Elliott is still only four-years-old and besides asking him to tidy up his toys and his strange love of vacuuming, he doesn’t actually have any ‘chores’ just yet, but he definitely will.
When it comes to kids doing chores, I often see mention of kids getting pocket money in return for doing their chores. I must admit to giving Elliott a one dollar coin on a few occasions for helping me with the vacuuming, but now, I’m not so sure if I’m going to go down the pocket money path in the future.
The way I’m beginning to see it is that everyone in the family should pitch in somehow in order for the house to be kept clean and tidy. Everyone lives there equally, so why not?
When I think of the word ‘chores’ it makes me think of it as an inconvenience when kids really should be taught not to see them that way. That’s where I feel that paying for kids to do their ‘chores’ is paying them for the inconvenience instead of doing them because they want to help to run the household and to learn valuable life skills. I remember doing my Oma’s ironing whenever I stayed over her house when I was about 10 years old. She didn’t pay me to do it, I remember doing it because I enjoyed helping my grandmother and because it made me feel good.
My concern over paying kids to do their chores revolves around when they are adults, will they then expect to be paid for everything they do instead of seeing it as a way to help and contribute? And what happens when our kids move out, share a house, get married…they’re not going to get paid to wash their clothes, vacuum their room or make dinner. So then, what will be their incentive to do it?
I wonder whether if I introduced ‘pocket money for chores’ it would turn into something like, “Elliott, could you please unpack the dishwasher?” Only to receive the response, “So, how much pocket money do I get for doing that?” This is a perfect example of a child completely missing the point of helping around the house as part of being a family, learning life skills…these, a pathway to being a reliable flatmate, friend and spouse.
I am grateful that my mother-in-law brought up my husband in a household where helping was important. I now have a husband that helps me with pretty much all household tasks, without problems or having to ask. As a woman, this is extremely important to me because I often hear about other husbands/partners who are the complete opposite. There still seems to be so much expectation and pressure put on women to run the household because, unfortunately, it’s likely that’s how the men were brought up, their mother did most of the housework. It is my duty to ensure that my son grows up knowing the importance of everyone helping around the house and that everyone is equal in what they do to help run the household.

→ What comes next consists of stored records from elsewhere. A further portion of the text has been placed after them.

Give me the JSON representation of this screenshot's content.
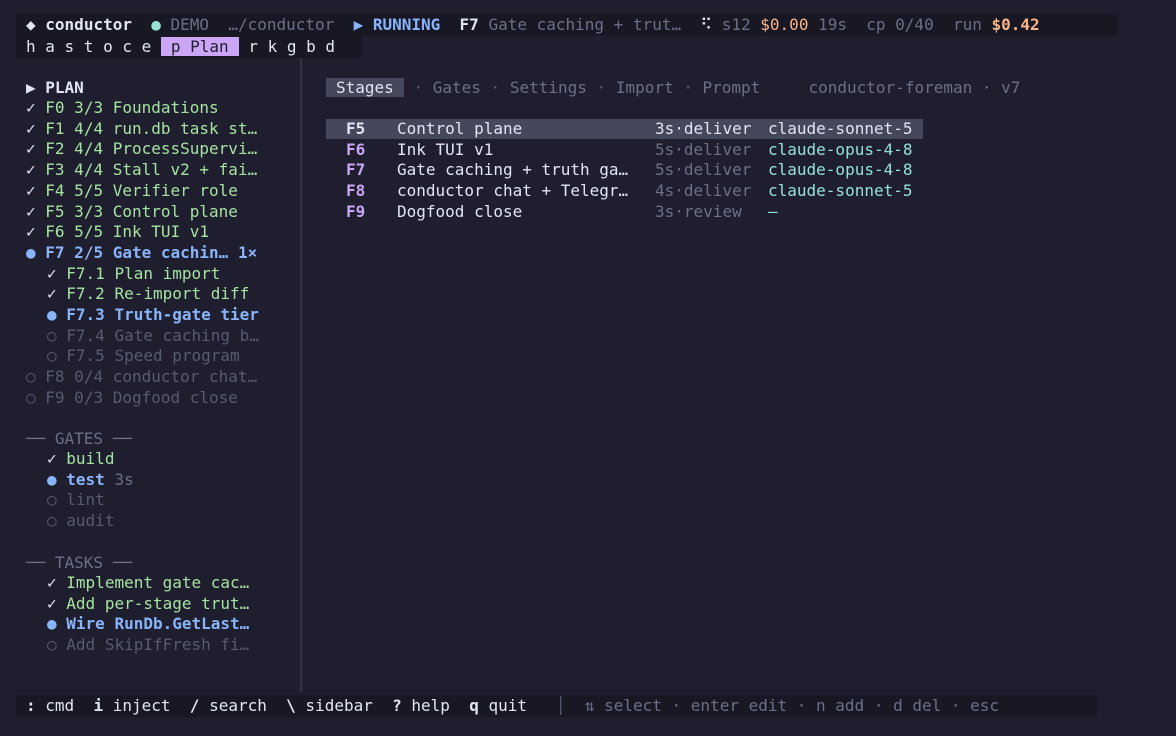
{
  "statusbar": {
    "app_icon": "◆",
    "app_name": "conductor",
    "demo_dot": "●",
    "demo_label": "DEMO",
    "path": "…/conductor",
    "run_icon": "▶",
    "run_state": "RUNNING",
    "current_id": "F7",
    "current_title": "Gate caching + trut…",
    "spinner": "⠫",
    "session": "s12",
    "cost": "$0.00",
    "elapsed": "19s",
    "checkpoint": "cp 0/40",
    "run_label": "run",
    "run_cost": "$0.42"
  },
  "tabbar": {
    "before": "h a s t o c e",
    "active": "p Plan",
    "after": "r k g b d"
  },
  "sidebar": {
    "plan_header": "▶ PLAN",
    "plan_items": [
      {
        "mark": "✓",
        "label": "F0 3/3 Foundations",
        "state": "done"
      },
      {
        "mark": "✓",
        "label": "F1 4/4 run.db task st…",
        "state": "done"
      },
      {
        "mark": "✓",
        "label": "F2 4/4 ProcessSupervi…",
        "state": "done"
      },
      {
        "mark": "✓",
        "label": "F3 4/4 Stall v2 + fai…",
        "state": "done"
      },
      {
        "mark": "✓",
        "label": "F4 5/5 Verifier role",
        "state": "done"
      },
      {
        "mark": "✓",
        "label": "F5 3/3 Control plane",
        "state": "done"
      },
      {
        "mark": "✓",
        "label": "F6 5/5 Ink TUI v1",
        "state": "done"
      },
      {
        "mark": "●",
        "label": "F7 2/5 Gate cachin… 1×",
        "state": "active"
      },
      {
        "mark": "✓",
        "label": "F7.1 Plan import",
        "state": "done",
        "indent": true
      },
      {
        "mark": "✓",
        "label": "F7.2 Re-import diff",
        "state": "done",
        "indent": true
      },
      {
        "mark": "●",
        "label": "F7.3 Truth-gate tier",
        "state": "active",
        "indent": true
      },
      {
        "mark": "○",
        "label": "F7.4 Gate caching b…",
        "state": "pending",
        "indent": true
      },
      {
        "mark": "○",
        "label": "F7.5 Speed program",
        "state": "pending",
        "indent": true
      },
      {
        "mark": "○",
        "label": "F8 0/4 conductor chat…",
        "state": "pending"
      },
      {
        "mark": "○",
        "label": "F9 0/3 Dogfood close",
        "state": "pending"
      }
    ],
    "gates_header": "── GATES ──",
    "gates": [
      {
        "mark": "✓",
        "label": "build",
        "extra": "",
        "state": "done"
      },
      {
        "mark": "●",
        "label": "test",
        "extra": "3s",
        "state": "active"
      },
      {
        "mark": "○",
        "label": "lint",
        "extra": "",
        "state": "pending"
      },
      {
        "mark": "○",
        "label": "audit",
        "extra": "",
        "state": "pending"
      }
    ],
    "tasks_header": "── TASKS ──",
    "tasks": [
      {
        "mark": "✓",
        "label": "Implement gate cac…",
        "state": "done"
      },
      {
        "mark": "✓",
        "label": "Add per-stage trut…",
        "state": "done"
      },
      {
        "mark": "●",
        "label": "Wire RunDb.GetLast…",
        "state": "active"
      },
      {
        "mark": "○",
        "label": "Add SkipIfFresh fi…",
        "state": "pending"
      }
    ]
  },
  "main": {
    "tabs": {
      "active": "Stages",
      "others": [
        "Gates",
        "Settings",
        "Import",
        "Prompt"
      ],
      "sep": "·",
      "profile": "conductor-foreman",
      "version": "v7"
    },
    "stages": [
      {
        "id": "F5",
        "title": "Control plane",
        "dur": "3s",
        "phase": "deliver",
        "model": "claude-sonnet-5",
        "selected": true
      },
      {
        "id": "F6",
        "title": "Ink TUI v1",
        "dur": "5s",
        "phase": "deliver",
        "model": "claude-opus-4-8"
      },
      {
        "id": "F7",
        "title": "Gate caching + truth ga…",
        "dur": "5s",
        "phase": "deliver",
        "model": "claude-opus-4-8"
      },
      {
        "id": "F8",
        "title": "conductor chat + Telegr…",
        "dur": "4s",
        "phase": "deliver",
        "model": "claude-sonnet-5"
      },
      {
        "id": "F9",
        "title": "Dogfood close",
        "dur": "3s",
        "phase": "review",
        "model": "—"
      }
    ]
  },
  "footer": {
    "keys": [
      {
        "key": ":",
        "label": "cmd"
      },
      {
        "key": "i",
        "label": "inject"
      },
      {
        "key": "/",
        "label": "search"
      },
      {
        "key": "\\",
        "label": "sidebar"
      },
      {
        "key": "?",
        "label": "help"
      },
      {
        "key": "q",
        "label": "quit"
      }
    ],
    "divider": "│",
    "hints": "⇅ select · enter edit · n add · d del · esc"
  }
}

But then without paying for chores to be done, there will likely be times when Elliott asks, “Mum, can I buy some LEGO?” To this, my current response goes something like, “You’ll have to ask the Easter Bunny/Santa/ask for your birthday.” This is where I think an allowance comes in handy, but an allowance that is NOT attached to helping around the house.
The benefit of having a separate allowance not only detaches the money aspect from chores, but it’s also a great way to teach Elliott money management. I’m thinking a monthly allowance might be more effective than weekly because he will have to learn how to make it last. It will be up to him as to how he wants to spend it, he will learn how much things cost and, when he’s older, figure out ways to get more money. He will also learn and understand the value of things and that it may take a few months of saving his allowance to get something that is worth more.
In the end, having my child helping out with chores isn’t about making it easier for me or my husband, it’s about ensuring he’s set up for life and that he values what it means to be a family and to WANT to help each other. There really shouldn’t be any monetary incentive attached to that.
What’s the arrangement in your house? How do you feel about kids chores and allowances?